L’occupation des terres
La situation dans les provinces de Huíla et de Cunene était déjà précaire avant la sécheresse. L’insécurité alimentaire s’est aggravée en partie à cause de l’affectation de pâturages communautaires à des exploitations commerciales. Ce mouvement s’est amorcé après la guerre civile, il y a une vingtaine d’années. En 2019, nous avons révélé que l’État angolais avait attribué des pâturages communautaires à Gambos à des éleveurs commerciaux de bétail en dehors de toute procédure régulière.
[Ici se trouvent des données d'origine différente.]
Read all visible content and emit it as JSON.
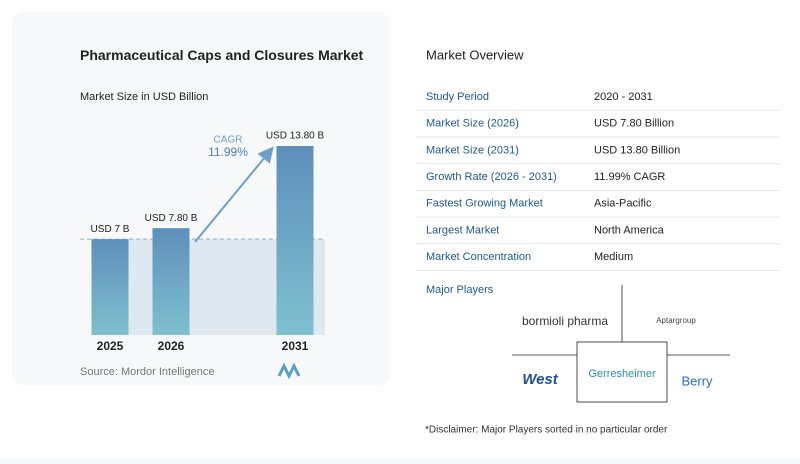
{
  "chart_data": {
    "type": "bar",
    "title": "Pharmaceutical Caps and Closures Market",
    "subtitle": "Market Size in USD Billion",
    "categories": [
      "2025",
      "2026",
      "2031"
    ],
    "values": [
      7,
      7.8,
      13.8
    ],
    "value_labels": [
      "USD 7 B",
      "USD 7.80 B",
      "USD 13.80 B"
    ],
    "annotation": {
      "label": "CAGR",
      "value": "11.99%"
    },
    "color": "#5f93bd",
    "source": "Source: Mordor Intelligence"
  },
  "overview": {
    "title": "Market Overview",
    "rows": [
      [
        "Study Period",
        "2020 - 2031"
      ],
      [
        "Market Size (2026)",
        "USD 7.80 Billion"
      ],
      [
        "Market Size (2031)",
        "USD 13.80 Billion"
      ],
      [
        "Growth Rate (2026 - 2031)",
        "11.99% CAGR"
      ],
      [
        "Fastest Growing Market",
        "Asia-Pacific"
      ],
      [
        "Largest Market",
        "North America"
      ],
      [
        "Market Concentration",
        "Medium"
      ]
    ]
  },
  "major_players": {
    "title": "Major Players",
    "logos": [
      "bormioli pharma",
      "Aptargroup",
      "West",
      "Gerresheimer",
      "Berry"
    ]
  },
  "disclaimer": "*Disclaimer: Major Players sorted in no particular order"
}
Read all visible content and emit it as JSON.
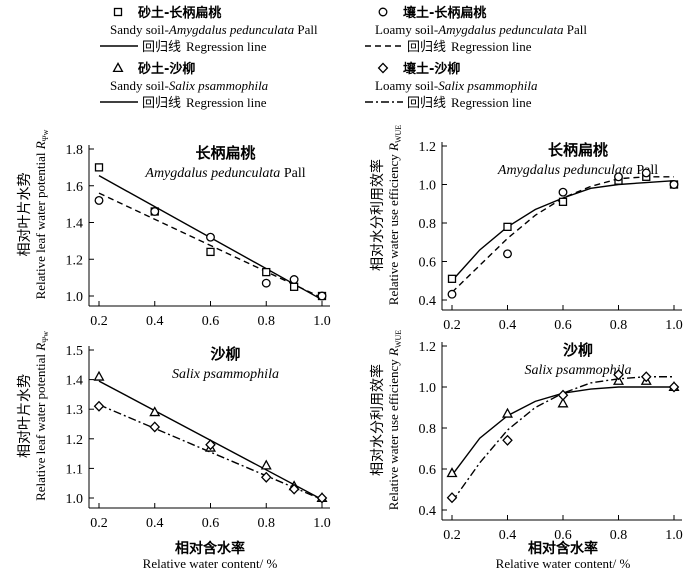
{
  "legend": {
    "entries": [
      {
        "id": "sandy-amygdalus",
        "marker": "square",
        "zh": "砂土-长柄扁桃",
        "en_prefix": "Sandy soil-",
        "en_italic": "Amygdalus pedunculata",
        "en_suffix": " Pall",
        "line_zh": "回归线",
        "line_en": "Regression line",
        "line_style": "solid"
      },
      {
        "id": "loamy-amygdalus",
        "marker": "circle",
        "zh": "壤土-长柄扁桃",
        "en_prefix": "Loamy soil-",
        "en_italic": "Amygdalus pedunculata",
        "en_suffix": " Pall",
        "line_zh": "回归线",
        "line_en": "Regression line",
        "line_style": "dashed"
      },
      {
        "id": "sandy-salix",
        "marker": "triangle",
        "zh": "砂土-沙柳",
        "en_prefix": "Sandy soil-",
        "en_italic": "Salix psammophila",
        "en_suffix": "",
        "line_zh": "回归线",
        "line_en": "Regression line",
        "line_style": "solid"
      },
      {
        "id": "loamy-salix",
        "marker": "diamond",
        "zh": "壤土-沙柳",
        "en_prefix": "Loamy soil-",
        "en_italic": "Salix psammophila",
        "en_suffix": "",
        "line_zh": "回归线",
        "line_en": "Regression line",
        "line_style": "dashdot"
      }
    ]
  },
  "x_axis_common": {
    "label_zh": "相对含水率",
    "label_en": "Relative water content/ %"
  },
  "chart_data": [
    {
      "id": "amygdalus-rpw",
      "type": "scatter",
      "title_zh": "长柄扁桃",
      "title_en": "Amygdalus pedunculata",
      "title_suffix": " Pall",
      "ylabel_zh": "相对叶片水势",
      "ylabel_en": "Relative leaf water potential",
      "ysym": "R",
      "ysub": "Ψw",
      "xlim": [
        0.2,
        1.0
      ],
      "ylim": [
        1.0,
        1.8
      ],
      "xticks": [
        "0.2",
        "0.4",
        "0.6",
        "0.8",
        "1.0"
      ],
      "yticks": [
        "1.0",
        "1.2",
        "1.4",
        "1.6",
        "1.8"
      ],
      "series": [
        {
          "name": "Sandy soil-Amygdalus pedunculata Pall",
          "marker": "square",
          "x": [
            0.2,
            0.4,
            0.6,
            0.8,
            0.9,
            1.0
          ],
          "y": [
            1.7,
            1.46,
            1.24,
            1.13,
            1.05,
            1.0
          ],
          "fit": "linear",
          "line": "solid",
          "fit_x": [
            0.2,
            1.0
          ],
          "fit_y": [
            1.655,
            0.98
          ]
        },
        {
          "name": "Loamy soil-Amygdalus pedunculata Pall",
          "marker": "circle",
          "x": [
            0.2,
            0.4,
            0.6,
            0.8,
            0.9,
            1.0
          ],
          "y": [
            1.52,
            1.46,
            1.32,
            1.07,
            1.09,
            1.0
          ],
          "fit": "linear",
          "line": "dashed",
          "fit_x": [
            0.2,
            1.0
          ],
          "fit_y": [
            1.56,
            0.99
          ]
        }
      ]
    },
    {
      "id": "amygdalus-rwue",
      "type": "scatter",
      "title_zh": "长柄扁桃",
      "title_en": "Amygdalus pedunculata",
      "title_suffix": " Pall",
      "ylabel_zh": "相对水分利用效率",
      "ylabel_en": "Relative water use efficiency",
      "ysym": "R",
      "ysub": "WUE",
      "xlim": [
        0.2,
        1.0
      ],
      "ylim": [
        0.4,
        1.2
      ],
      "xticks": [
        "0.2",
        "0.4",
        "0.6",
        "0.8",
        "1.0"
      ],
      "yticks": [
        "0.4",
        "0.6",
        "0.8",
        "1.0",
        "1.2"
      ],
      "series": [
        {
          "name": "Sandy soil-Amygdalus pedunculata Pall",
          "marker": "square",
          "x": [
            0.2,
            0.4,
            0.6,
            0.8,
            0.9,
            1.0
          ],
          "y": [
            0.51,
            0.78,
            0.91,
            1.02,
            1.04,
            1.0
          ],
          "fit": "curve",
          "line": "solid",
          "fit_x": [
            0.2,
            0.3,
            0.4,
            0.5,
            0.6,
            0.7,
            0.8,
            0.9,
            1.0
          ],
          "fit_y": [
            0.5,
            0.66,
            0.78,
            0.87,
            0.93,
            0.98,
            1.0,
            1.01,
            1.02
          ]
        },
        {
          "name": "Loamy soil-Amygdalus pedunculata Pall",
          "marker": "circle",
          "x": [
            0.2,
            0.4,
            0.6,
            0.8,
            0.9,
            1.0
          ],
          "y": [
            0.43,
            0.64,
            0.96,
            1.04,
            1.06,
            1.0
          ],
          "fit": "curve",
          "line": "dashed",
          "fit_x": [
            0.2,
            0.3,
            0.4,
            0.5,
            0.6,
            0.7,
            0.8,
            0.9,
            1.0
          ],
          "fit_y": [
            0.44,
            0.58,
            0.72,
            0.84,
            0.93,
            0.99,
            1.03,
            1.04,
            1.04
          ]
        }
      ]
    },
    {
      "id": "salix-rpw",
      "type": "scatter",
      "title_zh": "沙柳",
      "title_en": "Salix psammophila",
      "title_suffix": "",
      "ylabel_zh": "相对叶片水势",
      "ylabel_en": "Relative leaf water potential",
      "ysym": "R",
      "ysub": "Ψw",
      "xlim": [
        0.2,
        1.0
      ],
      "ylim": [
        1.0,
        1.5
      ],
      "xticks": [
        "0.2",
        "0.4",
        "0.6",
        "0.8",
        "1.0"
      ],
      "yticks": [
        "1.0",
        "1.1",
        "1.2",
        "1.3",
        "1.4",
        "1.5"
      ],
      "series": [
        {
          "name": "Sandy soil-Salix psammophila",
          "marker": "triangle",
          "x": [
            0.2,
            0.4,
            0.6,
            0.8,
            0.9,
            1.0
          ],
          "y": [
            1.41,
            1.29,
            1.17,
            1.11,
            1.04,
            1.0
          ],
          "fit": "linear",
          "line": "solid",
          "fit_x": [
            0.2,
            1.0
          ],
          "fit_y": [
            1.395,
            0.995
          ]
        },
        {
          "name": "Loamy soil-Salix psammophila",
          "marker": "diamond",
          "x": [
            0.2,
            0.4,
            0.6,
            0.8,
            0.9,
            1.0
          ],
          "y": [
            1.31,
            1.24,
            1.18,
            1.07,
            1.03,
            1.0
          ],
          "fit": "linear",
          "line": "dashdot",
          "fit_x": [
            0.2,
            1.0
          ],
          "fit_y": [
            1.315,
            0.995
          ]
        }
      ]
    },
    {
      "id": "salix-rwue",
      "type": "scatter",
      "title_zh": "沙柳",
      "title_en": "Salix psammophila",
      "title_suffix": "",
      "ylabel_zh": "相对水分利用效率",
      "ylabel_en": "Relative water use efficiency",
      "ysym": "R",
      "ysub": "WUE",
      "xlim": [
        0.2,
        1.0
      ],
      "ylim": [
        0.4,
        1.2
      ],
      "xticks": [
        "0.2",
        "0.4",
        "0.6",
        "0.8",
        "1.0"
      ],
      "yticks": [
        "0.4",
        "0.6",
        "0.8",
        "1.0",
        "1.2"
      ],
      "series": [
        {
          "name": "Sandy soil-Salix psammophila",
          "marker": "triangle",
          "x": [
            0.2,
            0.4,
            0.6,
            0.8,
            0.9,
            1.0
          ],
          "y": [
            0.58,
            0.87,
            0.92,
            1.03,
            1.03,
            1.0
          ],
          "fit": "curve",
          "line": "solid",
          "fit_x": [
            0.2,
            0.3,
            0.4,
            0.5,
            0.6,
            0.7,
            0.8,
            0.9,
            1.0
          ],
          "fit_y": [
            0.57,
            0.75,
            0.86,
            0.93,
            0.97,
            0.99,
            1.0,
            1.0,
            1.0
          ]
        },
        {
          "name": "Loamy soil-Salix psammophila",
          "marker": "diamond",
          "x": [
            0.2,
            0.4,
            0.6,
            0.8,
            0.9,
            1.0
          ],
          "y": [
            0.46,
            0.74,
            0.96,
            1.06,
            1.05,
            1.0
          ],
          "fit": "curve",
          "line": "dashdot",
          "fit_x": [
            0.2,
            0.3,
            0.4,
            0.5,
            0.6,
            0.7,
            0.8,
            0.9,
            1.0
          ],
          "fit_y": [
            0.44,
            0.63,
            0.79,
            0.9,
            0.97,
            1.02,
            1.04,
            1.05,
            1.05
          ]
        }
      ]
    }
  ]
}
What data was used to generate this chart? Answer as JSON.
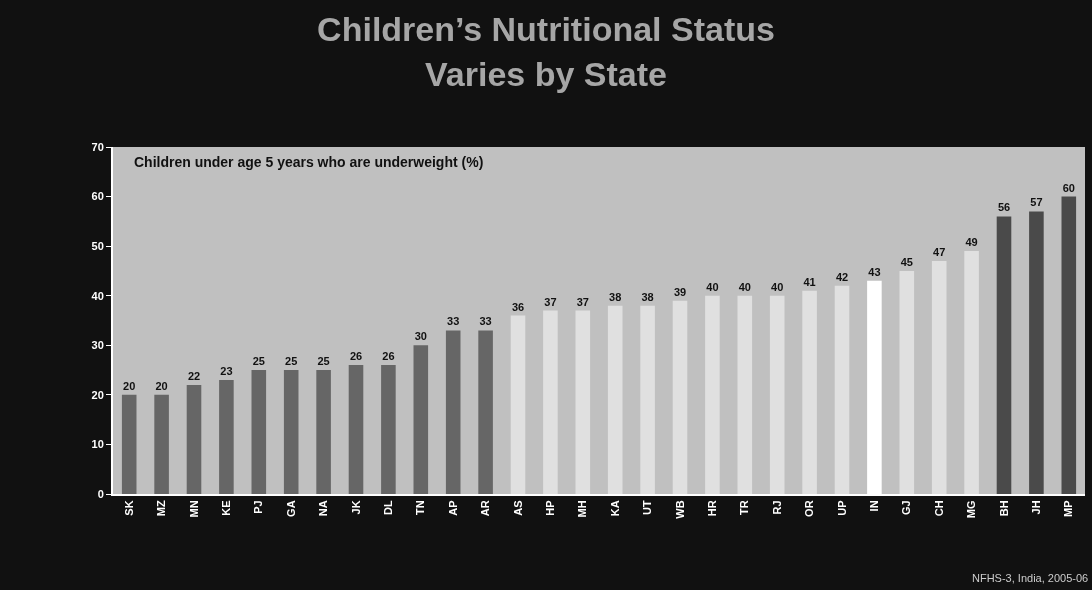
{
  "chart_data": {
    "type": "bar",
    "title": "Children’s Nutritional Status\nVaries by State",
    "subtitle": "Children under age 5 years who are underweight (%)",
    "categories": [
      "SK",
      "MZ",
      "MN",
      "KE",
      "PJ",
      "GA",
      "NA",
      "JK",
      "DL",
      "TN",
      "AP",
      "AR",
      "AS",
      "HP",
      "MH",
      "KA",
      "UT",
      "WB",
      "HR",
      "TR",
      "RJ",
      "OR",
      "UP",
      "IN",
      "GJ",
      "CH",
      "MG",
      "BH",
      "JH",
      "MP"
    ],
    "values": [
      20,
      20,
      22,
      23,
      25,
      25,
      25,
      26,
      26,
      30,
      33,
      33,
      36,
      37,
      37,
      38,
      38,
      39,
      40,
      40,
      40,
      41,
      42,
      43,
      45,
      47,
      49,
      56,
      57,
      60
    ],
    "colors": [
      "#666666",
      "#666666",
      "#666666",
      "#666666",
      "#666666",
      "#666666",
      "#666666",
      "#666666",
      "#666666",
      "#666666",
      "#666666",
      "#666666",
      "#e0e0e0",
      "#e0e0e0",
      "#e0e0e0",
      "#e0e0e0",
      "#e0e0e0",
      "#e0e0e0",
      "#e0e0e0",
      "#e0e0e0",
      "#e0e0e0",
      "#e0e0e0",
      "#e0e0e0",
      "#ffffff",
      "#e0e0e0",
      "#e0e0e0",
      "#e0e0e0",
      "#4a4a4a",
      "#4a4a4a",
      "#4a4a4a"
    ],
    "ylim": [
      0,
      70
    ],
    "yticks": [
      0,
      10,
      20,
      30,
      40,
      50,
      60,
      70
    ],
    "grid": false,
    "data_labels": true,
    "annotations": [
      "NFHS-3, India, 2005-06"
    ]
  }
}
Selon les autorités, 67 % des pâturages de la commune sont occupés par ces éleveurs. Dans notre rapport de 2019, nous avons également mis en évidence que l’occupation des terres les plus fertiles par des éleveurs commerciaux de bétail empêchait l’accès à des pâturages de qualité et sapait ainsi la résilience économique et sociale des communautés pastorales. Conséquence directe ? Cela réduisait leur capacité à produire de la nourriture et à survivre aux sécheresses.
Les effets du changement climatique sur la faim
Les femmes sont en première ligne face aux risques causés par le dérèglement climatique, qui a un impact disproportionné sur certains groupes de personnes plus exposées ou vulnérables. Lors de notre enquête réalisée en 2018 et 2019, nous avons constaté les difficultés à produire des aliments par soi-même et les conséquences directes sur les femmes, qui labourent les terres, parcourent de longues distances pour vendre du feu de bois et s’occupent des enfants ou des malades.
Le Programme alimentaire mondial (PAM) a constaté que, sous l’effet direct de la sécheresse, la malnutrition avait atteint un pic et l’accès à l’eau, à l’assainissement et à l’hygiène était de plus en plus précaire, ce qui se répercutait sur la santé et la nutrition des populations locales.
En mai 2021, il a estimé à six millions le nombre de personnes sous-alimentées en Angola, la prévalence de l’insécurité alimentaire étant la plus élevée dans le sud du pays. Il a également indiqué que plus de 15 millions de personnes avaient recours à des stratégies de crise ou d’urgence fondées sur les moyens d’existence, comme l’utilisation de l’épargne ou la réduction des dépenses non alimentaires.
La situation dans le sud de l’Angola nous rappelle cruellement que le changement climatique cause déjà des souffrances et des décès.
Nos demandes
La communauté internationale, en particulier les États les plus riches qui portent la plus grande responsabilité dans la crise climatique doivent réduire de toute urgence leurs émissions de gaz à effet de serre, pour remplir leurs obligations en matière de droits humains.
Il faut que l’État angolais cesse de déposséder les communautés traditionnelles de leurs terres, prenne des mesures immédiates pour lutter contre l’insécurité alimentaire, et veille à ce que les populations concernées obtiennent réparation.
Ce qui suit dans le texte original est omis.